Artikel
1
Begripsbepalingen
De begripsbepalingen van het Formatiebesluit W.V.O. zijn op deze regeling van toepassing.
Besluit:
De begripsbepalingen van het Formatiebesluit W.V.O. zijn op deze regeling van toepassing.
Aan een school of scholengemeenschap kan op aanvraag van het bevoegd gezag een vergoeding voor personeelskosten worden toegekend ten behoeve van een leerling die als direct gevolg van een visuele of auditieve handicap aanvullende begeleiding behoeft om het voortgezet onderwijs te kunnen volgen.

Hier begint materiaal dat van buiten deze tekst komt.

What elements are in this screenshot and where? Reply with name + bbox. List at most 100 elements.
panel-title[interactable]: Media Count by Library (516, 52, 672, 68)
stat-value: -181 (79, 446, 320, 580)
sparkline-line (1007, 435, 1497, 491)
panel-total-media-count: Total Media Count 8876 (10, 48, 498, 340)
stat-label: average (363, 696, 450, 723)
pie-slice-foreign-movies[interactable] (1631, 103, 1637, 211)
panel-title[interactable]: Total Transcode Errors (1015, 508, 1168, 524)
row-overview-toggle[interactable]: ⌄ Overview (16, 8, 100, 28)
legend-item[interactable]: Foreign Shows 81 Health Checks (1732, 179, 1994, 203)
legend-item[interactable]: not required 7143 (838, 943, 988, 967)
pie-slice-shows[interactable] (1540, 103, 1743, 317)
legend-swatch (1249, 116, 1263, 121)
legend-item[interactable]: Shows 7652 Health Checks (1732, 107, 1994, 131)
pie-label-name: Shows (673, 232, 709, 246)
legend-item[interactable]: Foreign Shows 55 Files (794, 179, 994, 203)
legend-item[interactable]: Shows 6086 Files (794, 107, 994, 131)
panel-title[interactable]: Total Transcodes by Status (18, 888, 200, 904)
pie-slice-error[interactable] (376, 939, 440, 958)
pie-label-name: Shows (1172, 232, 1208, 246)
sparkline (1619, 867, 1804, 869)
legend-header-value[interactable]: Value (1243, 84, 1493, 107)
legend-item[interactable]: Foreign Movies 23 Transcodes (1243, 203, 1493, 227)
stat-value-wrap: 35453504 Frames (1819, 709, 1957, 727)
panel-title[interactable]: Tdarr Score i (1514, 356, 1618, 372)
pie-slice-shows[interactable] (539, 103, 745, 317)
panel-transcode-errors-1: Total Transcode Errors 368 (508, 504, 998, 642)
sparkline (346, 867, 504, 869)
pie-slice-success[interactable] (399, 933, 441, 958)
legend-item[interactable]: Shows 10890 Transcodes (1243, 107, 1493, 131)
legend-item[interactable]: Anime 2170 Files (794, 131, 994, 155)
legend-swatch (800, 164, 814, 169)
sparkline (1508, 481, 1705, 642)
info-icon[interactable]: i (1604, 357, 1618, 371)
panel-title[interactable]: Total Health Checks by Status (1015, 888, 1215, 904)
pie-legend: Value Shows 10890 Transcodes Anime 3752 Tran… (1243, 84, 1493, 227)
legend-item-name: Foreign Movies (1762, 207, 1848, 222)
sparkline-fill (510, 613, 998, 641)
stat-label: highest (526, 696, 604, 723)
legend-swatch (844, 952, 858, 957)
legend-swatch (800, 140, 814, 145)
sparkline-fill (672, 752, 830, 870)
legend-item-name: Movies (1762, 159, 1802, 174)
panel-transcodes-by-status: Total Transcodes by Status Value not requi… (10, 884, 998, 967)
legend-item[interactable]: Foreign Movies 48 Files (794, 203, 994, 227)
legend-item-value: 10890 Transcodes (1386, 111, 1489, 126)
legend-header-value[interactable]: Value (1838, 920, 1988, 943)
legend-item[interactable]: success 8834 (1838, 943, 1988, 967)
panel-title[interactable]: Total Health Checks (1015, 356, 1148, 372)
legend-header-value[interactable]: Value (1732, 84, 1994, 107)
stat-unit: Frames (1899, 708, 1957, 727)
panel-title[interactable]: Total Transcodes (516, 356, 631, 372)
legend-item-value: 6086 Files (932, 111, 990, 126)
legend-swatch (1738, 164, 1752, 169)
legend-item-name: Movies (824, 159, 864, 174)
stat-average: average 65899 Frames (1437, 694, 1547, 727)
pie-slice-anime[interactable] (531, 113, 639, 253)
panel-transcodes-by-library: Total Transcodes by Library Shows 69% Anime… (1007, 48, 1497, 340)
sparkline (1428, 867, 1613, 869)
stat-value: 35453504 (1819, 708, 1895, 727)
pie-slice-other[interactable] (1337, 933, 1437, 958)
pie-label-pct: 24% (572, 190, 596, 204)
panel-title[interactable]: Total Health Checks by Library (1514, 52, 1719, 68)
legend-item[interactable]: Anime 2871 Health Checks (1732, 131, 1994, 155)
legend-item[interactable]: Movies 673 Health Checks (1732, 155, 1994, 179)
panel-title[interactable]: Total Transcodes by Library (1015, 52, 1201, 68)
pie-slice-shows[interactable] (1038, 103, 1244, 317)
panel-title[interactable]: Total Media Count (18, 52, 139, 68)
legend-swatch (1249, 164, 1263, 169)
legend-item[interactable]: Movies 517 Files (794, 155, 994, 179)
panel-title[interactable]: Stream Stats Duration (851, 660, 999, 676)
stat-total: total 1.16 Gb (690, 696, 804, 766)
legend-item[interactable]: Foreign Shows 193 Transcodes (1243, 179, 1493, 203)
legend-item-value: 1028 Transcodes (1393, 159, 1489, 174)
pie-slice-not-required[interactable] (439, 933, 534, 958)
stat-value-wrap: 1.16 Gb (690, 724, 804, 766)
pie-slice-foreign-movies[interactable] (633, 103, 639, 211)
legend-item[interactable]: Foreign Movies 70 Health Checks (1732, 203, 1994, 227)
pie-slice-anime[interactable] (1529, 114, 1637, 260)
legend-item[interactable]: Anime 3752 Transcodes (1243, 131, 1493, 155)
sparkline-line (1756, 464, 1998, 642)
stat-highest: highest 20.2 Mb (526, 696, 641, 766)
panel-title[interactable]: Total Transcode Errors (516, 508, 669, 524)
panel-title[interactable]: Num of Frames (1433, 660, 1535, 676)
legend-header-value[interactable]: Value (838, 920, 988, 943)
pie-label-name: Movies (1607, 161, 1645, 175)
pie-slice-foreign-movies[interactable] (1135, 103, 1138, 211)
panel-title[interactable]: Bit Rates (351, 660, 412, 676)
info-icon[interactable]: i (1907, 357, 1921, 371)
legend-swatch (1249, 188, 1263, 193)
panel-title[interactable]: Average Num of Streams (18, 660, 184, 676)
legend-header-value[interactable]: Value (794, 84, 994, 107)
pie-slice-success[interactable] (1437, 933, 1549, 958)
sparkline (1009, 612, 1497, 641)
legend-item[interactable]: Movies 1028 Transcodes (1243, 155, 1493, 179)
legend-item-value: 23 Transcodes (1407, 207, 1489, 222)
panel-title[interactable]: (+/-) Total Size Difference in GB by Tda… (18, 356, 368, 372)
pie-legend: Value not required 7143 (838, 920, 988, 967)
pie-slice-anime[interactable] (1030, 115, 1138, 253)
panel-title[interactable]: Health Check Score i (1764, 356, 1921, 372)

De vergoeding, bedoeld in het eerste lid, wordt vastgesteld door het gedeelte van een formatieplaats als bedoeld in artikel 4, te vermenigvuldigen met de gemiddelde personeelslast van de school of scholengemeenschap ingevolge artikel 85, vierde lid, eerste volzin, van de Wet op het voortgezet onderwijs.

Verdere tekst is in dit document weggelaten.